- Location of McMullen in Pickens County, Alabama.
- Coordinates: 33°08′53″N 88°10′33″W﻿ / ﻿33.14806°N 88.17583°W
- Country: United States
- State: Alabama
- County: Pickens

Area
- • Total: 0.11 sq mi (0.28 km^{2})
- • Land: 0.11 sq mi (0.28 km^{2})
- • Water: 0 sq mi (0.00 km^{2})
- Elevation: 187 ft (57 m)

Population (2020)
- • Total: 32
- • Density: 292.1/sq mi (112.77/km^{2})
- Time zone: UTC-6 (Central (CST))
- • Summer (DST): UTC-5 (CDT)
- ZIP code: 35442
- Area codes: 205, 659
- FIPS code: 01-45640
- GNIS feature ID: 2406137

= McMullen, Alabama =

McMullen is a town in Pickens County, Alabama, United States. It incorporated around 1976. A series of natural disasters has caused the population to dwindle. As of 2010, it was the smallest incorporated town in the state of Alabama. It was overtaken by Oak Hill in 2020. The population was 32 at the 2020 United States census, up from 10 in 2010.

==Geography==
According to the United States Census Bureau, the town has a total area of 0.1 sqmi, all land.

==Demographics==

Historical population
| Census | Pop. | Note | %± |
| 1970 | 73 |  | — |
| 1980 | 164 |  | 124.7% |
| 1990 | 112 |  | −31.7% |
| 2000 | 66 |  | −41.1% |
| 2010 | 10 |  | −84.8% |
| 2020 | 32 |  | 220.0% |
U.S. Decennial Census

===Racial and ethnic composition===

McMullen town, Alabama – Racial and ethnic composition Note: the US Census treats Hispanic/Latino as an ethnic category. This table excludes Latinos from the racial categories and assigns them to a separate category. Hispanics/Latinos may be of any race.
| Race / Ethnicity (NH = Non-Hispanic) | Pop 2000 | Pop 2010 | Pop 2020 | % 2000 | % 2010 | % 2020 |
|---|---|---|---|---|---|---|
| White alone (NH) | 0 | 1 | 0 | 0.00% | 10.00% | 0.00% |
| Black or African American alone (NH) | 66 | 6 | 28 | 100.00% | 60.00% | 87.50% |
| Native American or Alaska Native alone (NH) | 0 | 0 | 0 | 0.00% | 0.00% | 0.00% |
| Asian alone (NH) | 0 | 0 | 0 | 0.00% | 0.00% | 0.00% |
| Native Hawaiian or Pacific Islander alone (NH) | 0 | 0 | 0 | 0.00% | 0.00% | 0.00% |
| Other race alone (NH) | 0 | 0 | 0 | 0.00% | 0.00% | 0.00% |
| Mixed race or Multiracial (NH) | 0 | 0 | 2 | 0.00% | 0.00% | 6.25% |
| Hispanic or Latino (any race) | 0 | 3 | 2 | 0.00% | 30.00% | 6.25% |
| Total | 66 | 10 | 32 | 100.00% | 100.00% | 100.00% |

===2020 census===
As of the 2020 United States census, there were 32 people, 6 households, and 0 families residing in the town.

===2010 census===
At the 2010 census, there were 10 people living in the town. 60% were African American, 10% White, and 30% were Hispanic or Latino.

===2000 census===
At the 2000 census, there were 66 people, 31 households, and 19 families living in the town. The population density was 544.0 PD/sqmi. There were 31 housing units at an average density of 255.5 /sqmi. The racial makeup of the town was 100.00% African American.

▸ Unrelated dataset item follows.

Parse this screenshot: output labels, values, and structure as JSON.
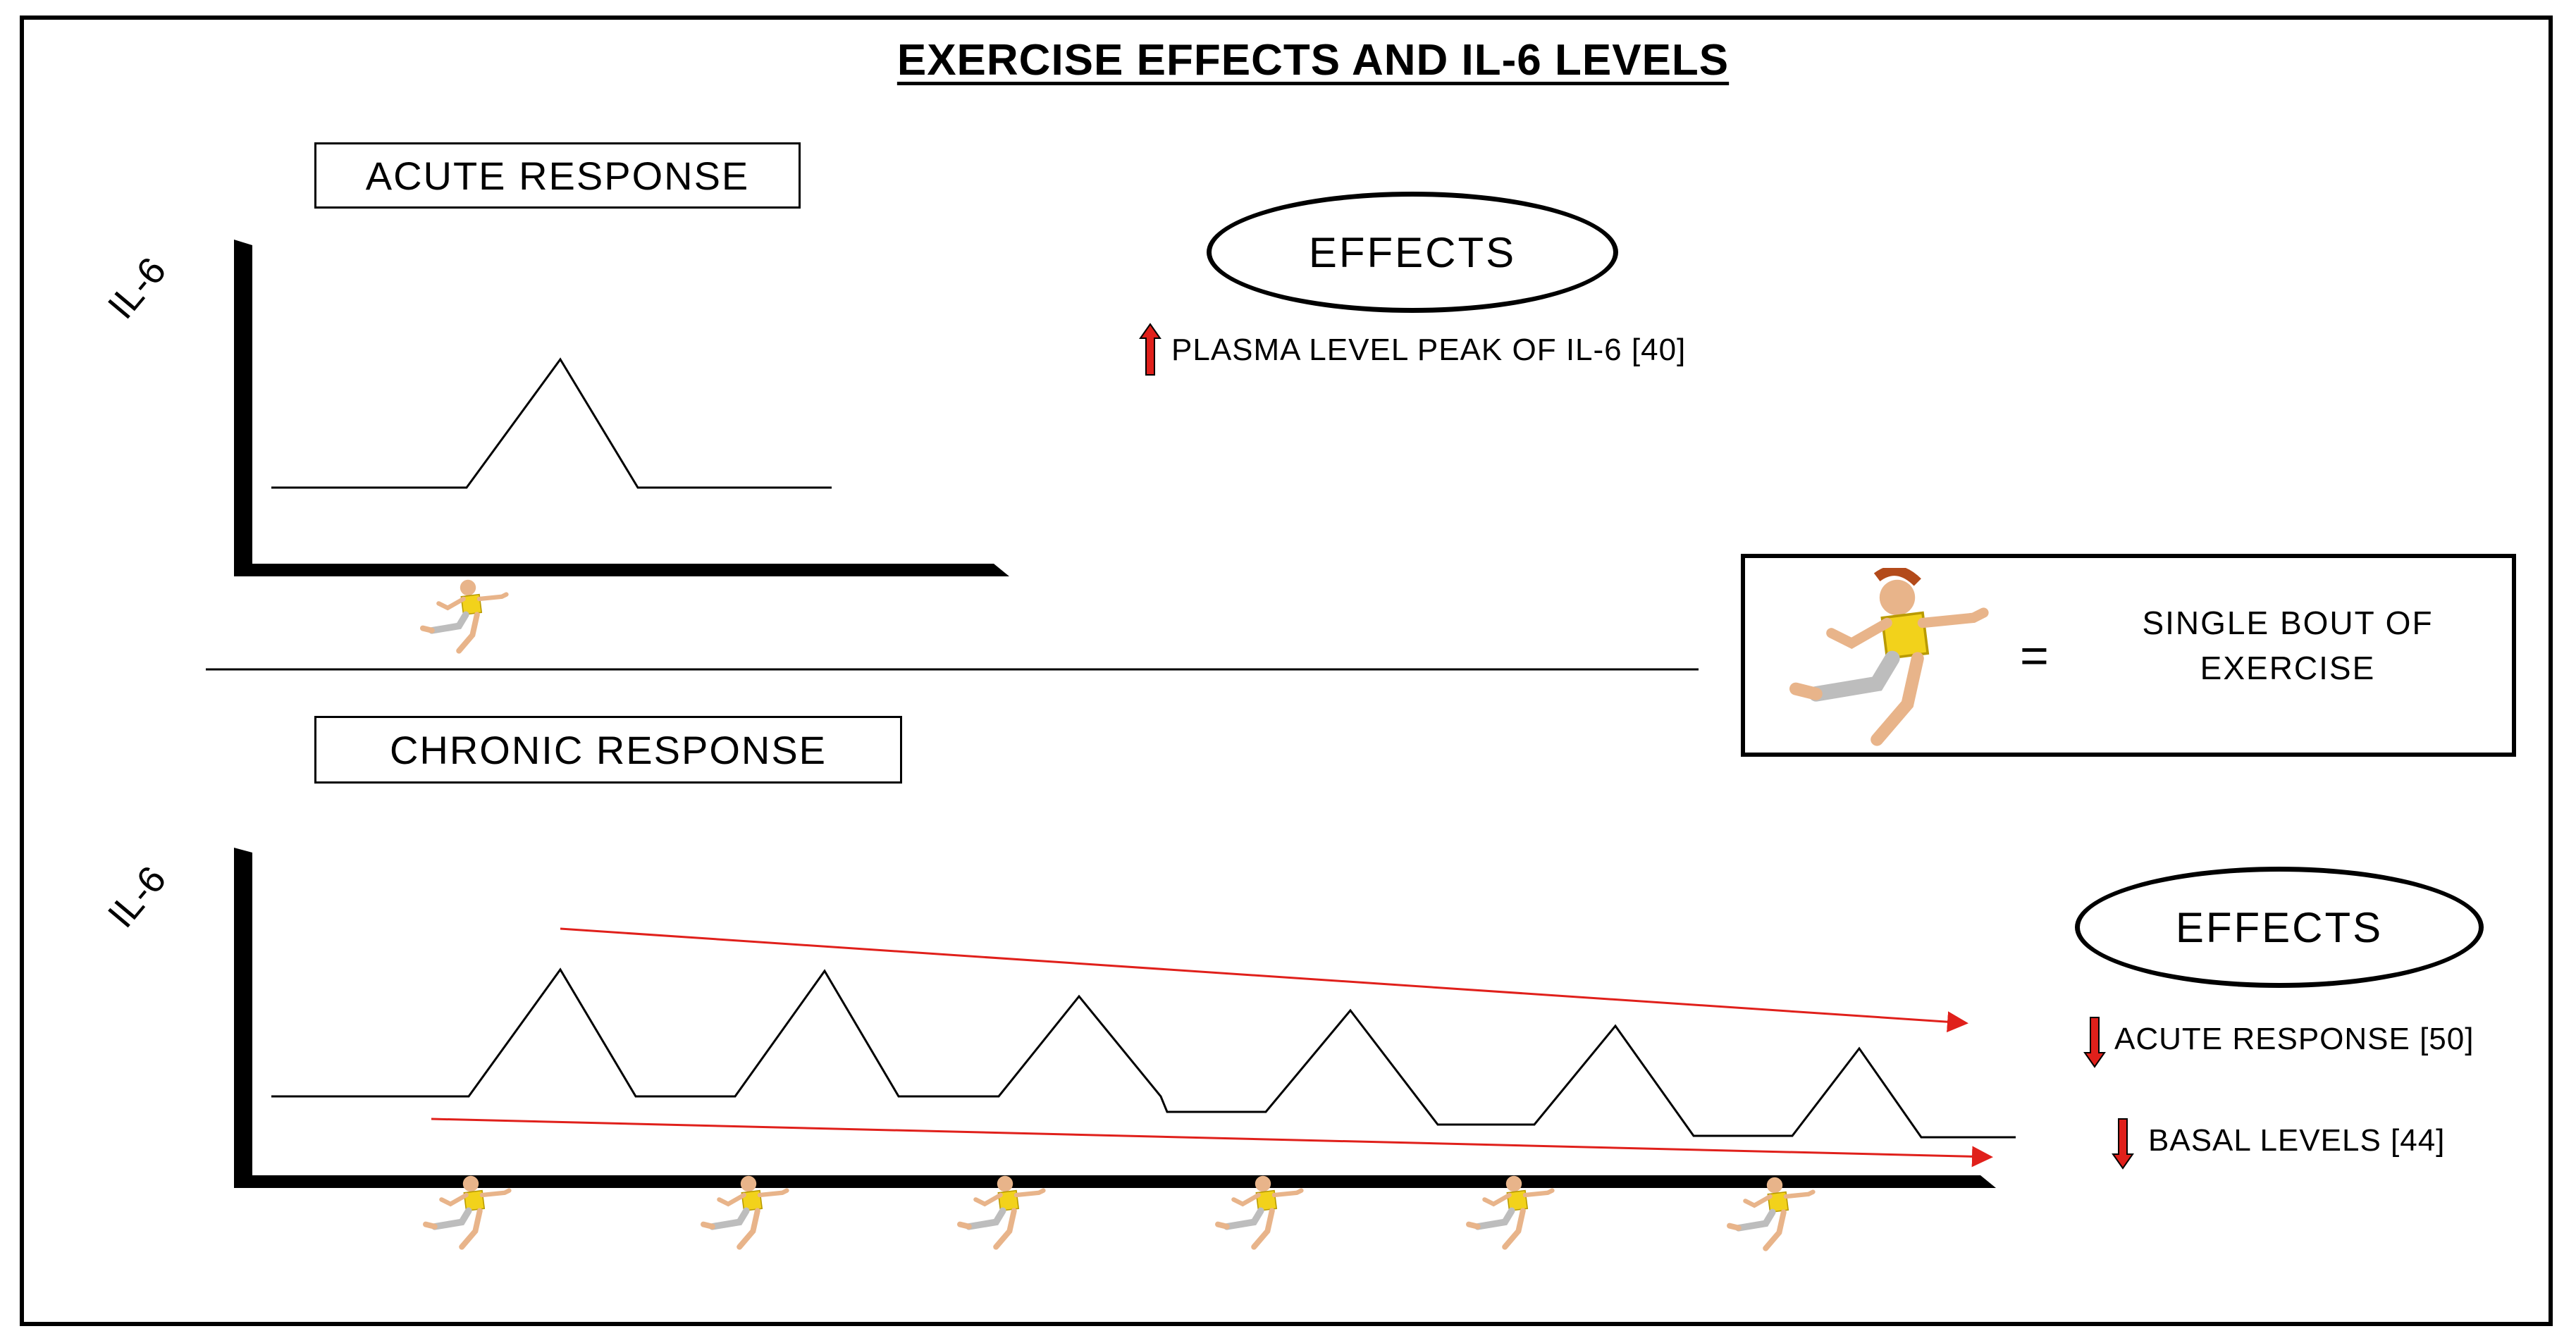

Of the 31 households 16.1% had children under the age of 18 living with them, 32.3% were married couples living together, 29.0% had a female householder with no husband present, and 38.7% were non-families. 38.7% of households were one person and 12.9% were one person aged 65 or older. The average household size was 2.13 and the average family size was 2.74.

The age distribution was 19.7% under the age of 18, 6.1% from 18 to 24, 25.8% from 25 to 44, 22.7% from 45 to 64, and 25.8% 65 or older. The median age was 44 years. For every 100 females, there were 53.5 males. For every 100 females age 18 and over, there were 51.4 males.

The median household income was $30,000 and the median family income was $33,500. Males had a median income of $21,250 versus $16,250 for females. The per capita income for the town was $10,458. There were 8.3% of families and 13.4% of the population living below the poverty line, including 10.0% of those under 18 and 4.3% of those over 64.